Lorsque Zarah revient au Liban en 1975, la guerre civile vient d’éclater. « La nuit, la maison se transforme en repaire de djinns, au milieu des coups de canon qui résonnent entre ses murs. Le fracas des roquettes emplit les oreilles, pénètre jusqu’au plus profond, et la paisible demeure devient la maison du doute, de la peur et des balles perdues. » Une nuit de bombardement « j’avais tant pressé mon cœur blotti sous mes côtes qu’il s’était réfugié tout en bas, dans mon ventre. Je sentais un grand vide dans ma poitrine, un vide qui m’oppressait au point de ne plus trouver ma respiration. Il y avait un tel vide en moi que je ne pouvais plus respirer cet air devenu trop dense. Je suis restée ainsi, sans mon cœur, je ne sais combien de temps. Je me suis laissée aller à un douloureux abandon à la mort. »

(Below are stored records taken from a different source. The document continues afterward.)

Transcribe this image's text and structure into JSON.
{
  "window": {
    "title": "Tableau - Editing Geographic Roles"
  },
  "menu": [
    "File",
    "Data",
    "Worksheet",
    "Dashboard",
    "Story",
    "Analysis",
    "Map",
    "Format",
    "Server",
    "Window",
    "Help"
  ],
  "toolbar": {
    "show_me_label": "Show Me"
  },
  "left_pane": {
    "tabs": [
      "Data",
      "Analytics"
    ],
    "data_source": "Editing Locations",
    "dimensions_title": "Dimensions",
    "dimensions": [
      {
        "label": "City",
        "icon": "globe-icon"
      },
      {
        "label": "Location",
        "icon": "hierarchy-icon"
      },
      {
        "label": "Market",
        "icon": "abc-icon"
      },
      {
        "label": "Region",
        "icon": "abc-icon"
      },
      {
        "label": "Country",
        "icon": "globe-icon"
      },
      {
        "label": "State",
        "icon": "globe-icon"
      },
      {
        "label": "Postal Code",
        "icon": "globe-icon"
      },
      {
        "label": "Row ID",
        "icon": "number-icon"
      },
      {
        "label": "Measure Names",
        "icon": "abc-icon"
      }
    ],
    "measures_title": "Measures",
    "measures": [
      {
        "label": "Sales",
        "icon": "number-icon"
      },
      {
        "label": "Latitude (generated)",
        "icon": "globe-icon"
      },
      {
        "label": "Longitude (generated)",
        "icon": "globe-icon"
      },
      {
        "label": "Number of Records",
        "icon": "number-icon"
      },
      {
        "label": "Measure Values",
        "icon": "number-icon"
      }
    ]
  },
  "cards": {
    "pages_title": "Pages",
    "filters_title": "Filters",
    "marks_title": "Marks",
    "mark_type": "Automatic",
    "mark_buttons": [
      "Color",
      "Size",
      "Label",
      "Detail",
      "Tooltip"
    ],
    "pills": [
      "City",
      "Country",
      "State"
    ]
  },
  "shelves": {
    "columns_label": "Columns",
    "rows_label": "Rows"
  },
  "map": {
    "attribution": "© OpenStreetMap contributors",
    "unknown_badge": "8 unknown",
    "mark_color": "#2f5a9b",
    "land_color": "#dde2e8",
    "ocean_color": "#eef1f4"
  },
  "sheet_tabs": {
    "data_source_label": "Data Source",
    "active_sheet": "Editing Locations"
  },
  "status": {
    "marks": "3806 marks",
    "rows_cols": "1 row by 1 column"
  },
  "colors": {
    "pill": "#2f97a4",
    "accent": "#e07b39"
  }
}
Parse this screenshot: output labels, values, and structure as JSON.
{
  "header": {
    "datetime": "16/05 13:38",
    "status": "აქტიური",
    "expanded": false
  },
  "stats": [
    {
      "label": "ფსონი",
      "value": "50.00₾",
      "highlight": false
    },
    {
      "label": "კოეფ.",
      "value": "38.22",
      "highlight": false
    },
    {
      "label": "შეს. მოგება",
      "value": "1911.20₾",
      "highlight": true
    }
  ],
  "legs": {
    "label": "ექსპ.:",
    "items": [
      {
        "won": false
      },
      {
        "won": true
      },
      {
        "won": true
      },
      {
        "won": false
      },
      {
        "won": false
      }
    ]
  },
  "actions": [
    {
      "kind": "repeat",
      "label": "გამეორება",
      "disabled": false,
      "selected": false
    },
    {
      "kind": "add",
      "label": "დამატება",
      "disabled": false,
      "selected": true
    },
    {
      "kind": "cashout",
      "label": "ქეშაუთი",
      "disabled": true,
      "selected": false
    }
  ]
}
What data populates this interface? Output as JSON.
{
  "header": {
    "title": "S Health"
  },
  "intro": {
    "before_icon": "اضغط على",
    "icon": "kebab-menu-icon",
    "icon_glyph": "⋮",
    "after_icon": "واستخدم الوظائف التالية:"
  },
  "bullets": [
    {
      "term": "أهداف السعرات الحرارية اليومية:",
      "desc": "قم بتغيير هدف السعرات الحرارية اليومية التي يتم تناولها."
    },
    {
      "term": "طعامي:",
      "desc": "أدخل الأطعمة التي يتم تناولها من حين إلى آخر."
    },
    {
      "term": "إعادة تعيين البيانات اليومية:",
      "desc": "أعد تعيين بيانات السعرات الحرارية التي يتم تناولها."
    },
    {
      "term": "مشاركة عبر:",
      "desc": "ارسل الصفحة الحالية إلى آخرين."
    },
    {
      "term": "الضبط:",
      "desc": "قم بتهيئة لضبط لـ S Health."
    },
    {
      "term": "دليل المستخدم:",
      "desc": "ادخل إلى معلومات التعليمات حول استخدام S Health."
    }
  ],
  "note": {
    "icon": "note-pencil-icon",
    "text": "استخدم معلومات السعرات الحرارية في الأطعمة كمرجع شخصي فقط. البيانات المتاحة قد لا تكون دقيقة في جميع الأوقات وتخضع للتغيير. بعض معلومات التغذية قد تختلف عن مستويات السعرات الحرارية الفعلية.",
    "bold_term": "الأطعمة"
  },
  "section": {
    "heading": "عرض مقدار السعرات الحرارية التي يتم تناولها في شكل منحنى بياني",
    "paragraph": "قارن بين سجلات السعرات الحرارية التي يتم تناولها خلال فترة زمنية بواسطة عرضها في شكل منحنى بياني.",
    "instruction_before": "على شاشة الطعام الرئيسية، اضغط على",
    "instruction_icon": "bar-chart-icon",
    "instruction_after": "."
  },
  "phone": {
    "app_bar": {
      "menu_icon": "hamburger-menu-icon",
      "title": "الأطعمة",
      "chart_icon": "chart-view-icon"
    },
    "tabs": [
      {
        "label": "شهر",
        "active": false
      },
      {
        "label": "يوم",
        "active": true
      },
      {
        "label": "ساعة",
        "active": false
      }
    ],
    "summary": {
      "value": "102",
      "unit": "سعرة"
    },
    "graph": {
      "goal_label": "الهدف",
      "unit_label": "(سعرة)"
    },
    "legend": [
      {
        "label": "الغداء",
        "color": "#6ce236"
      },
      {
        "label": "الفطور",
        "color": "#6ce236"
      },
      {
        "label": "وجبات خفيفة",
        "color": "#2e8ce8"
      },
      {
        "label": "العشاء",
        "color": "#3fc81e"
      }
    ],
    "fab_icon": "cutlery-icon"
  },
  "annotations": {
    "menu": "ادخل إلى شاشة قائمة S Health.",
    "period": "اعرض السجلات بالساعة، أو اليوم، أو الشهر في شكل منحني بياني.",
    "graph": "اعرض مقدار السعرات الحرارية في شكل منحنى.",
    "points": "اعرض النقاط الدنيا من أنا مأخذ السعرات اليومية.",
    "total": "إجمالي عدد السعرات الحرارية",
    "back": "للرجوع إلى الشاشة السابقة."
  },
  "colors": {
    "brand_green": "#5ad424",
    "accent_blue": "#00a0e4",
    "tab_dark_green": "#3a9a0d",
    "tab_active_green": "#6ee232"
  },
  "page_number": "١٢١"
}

Pour la première fois, le plaisir
Et pourtant, la peur externe est si intense qu’elle finit par anesthésier la peur intime et la dépression. Zahra va chaque jour retrouver sur les toits un franc-tireur qui lui fait l’amour. Pour la première fois, le plaisir l’envahit, un plaisir bouleversant. « Mon cri a jailli comme un volcan crache des flammes et de la lave. Il explose recouvrant de cendres, de poussières étouffantes les jours passés. » « Son poids sur mon corps, je l’ai jeté au loin, et dès lors le franc-tireur n’a plus de corps. Il creuse, il creuse en moi et expulse par mes cris la peur qui s’y cache. » « À présent j’entends les balles siffler par intermittence non loin d’ici. La guerre a relégué à l’écart, parmi tous les cadavres, les différences qui créent la beauté, l’argent, la peur, les traditions… Je me demande s’il fallait vraiment que la guerre pèse de tout son poids, de tous ses drames, de toutes ses ruines pour refaire de moi un être humain qui ne se replie plus sur lui-même, qui ne se réfugie plus dans la salle de bain pendant des heures et des jours. »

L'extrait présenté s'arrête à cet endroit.